Ни слова не говоря, Киммерион обнял Вэя. Тот положил голову ему на плечо, и они сидели так около часа.
А потом Ким взял скрипку.
И Вэйлианесс был счастлив.
— Вэй, я очень устал сегодня, — сказал Ким, допив виски из стакана. — Скоро уже утро, и я сейчас усну прямо здесь, если сейчас же не дойду до кровати.
— Я тоже хочу спать, — улыбнулся Вэйлианесс. Гибким движением поднялся с ковра, помог встать Киммериону, и в этот миг открылась дверь гостиной.
Они обернулись одновременно.
На пороге стоял высокий черноволосый человек в бархатном темно-вишневом камзоле, высоких сапогах из мягкой кожи и алом плаще.
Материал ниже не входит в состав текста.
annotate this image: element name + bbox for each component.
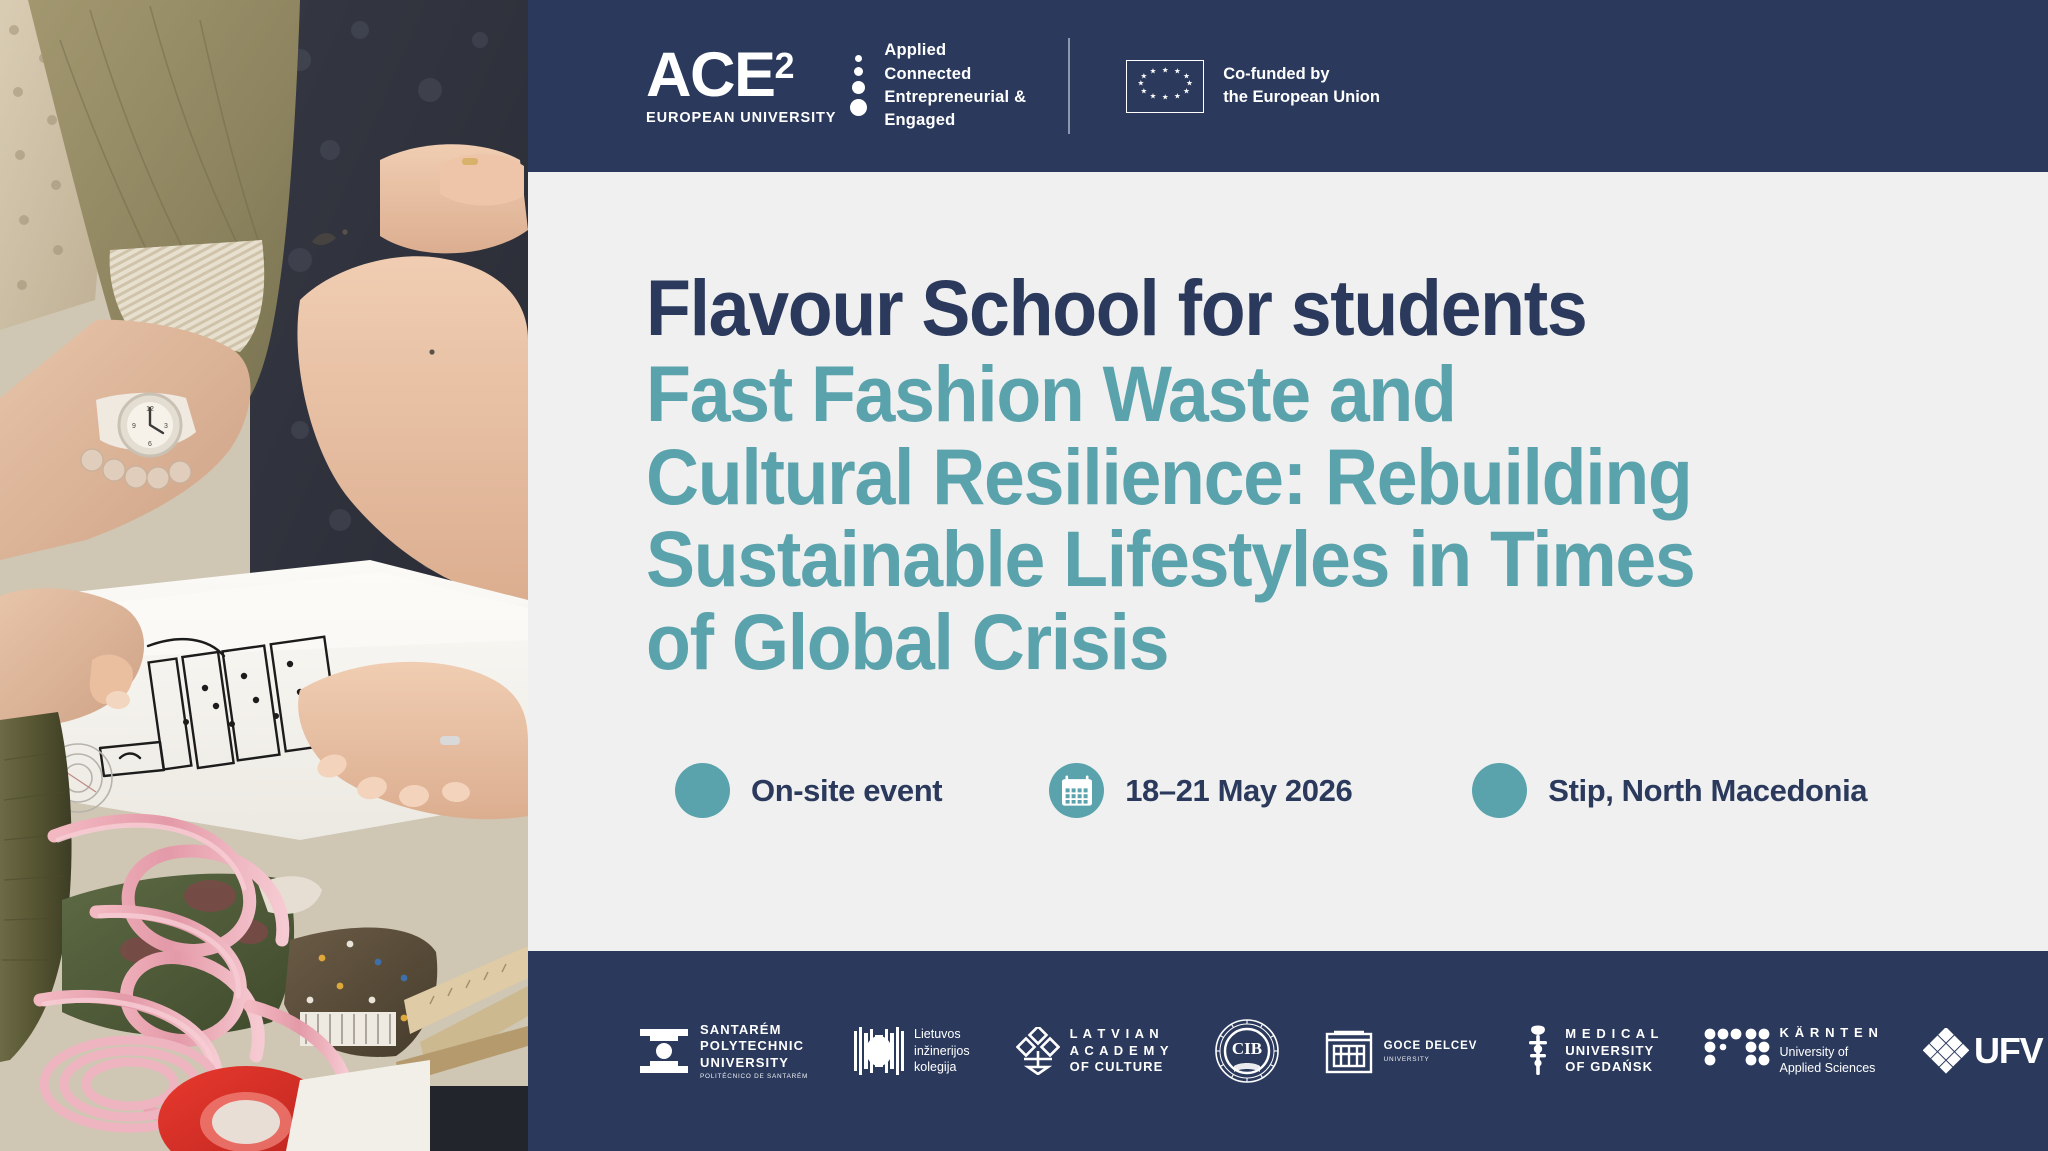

У человека были красно-карие глаза и резкие черты лица. На поясе висел длинный меч в потертых ножнах, не вяжущихся с роскошью одежды. Впрочем, Александру Здравовичу никогда не было дела до того, подходят ли Сюзерен и его ножны к костюму, или нет.
— Доброй ночи, Киммерион. Здравствуйте, лорд Эль'Чант.
Ким смертельно побледнел. Его лицо исказила ненависть, в изумрудных глазах запылали искры безумной ярости.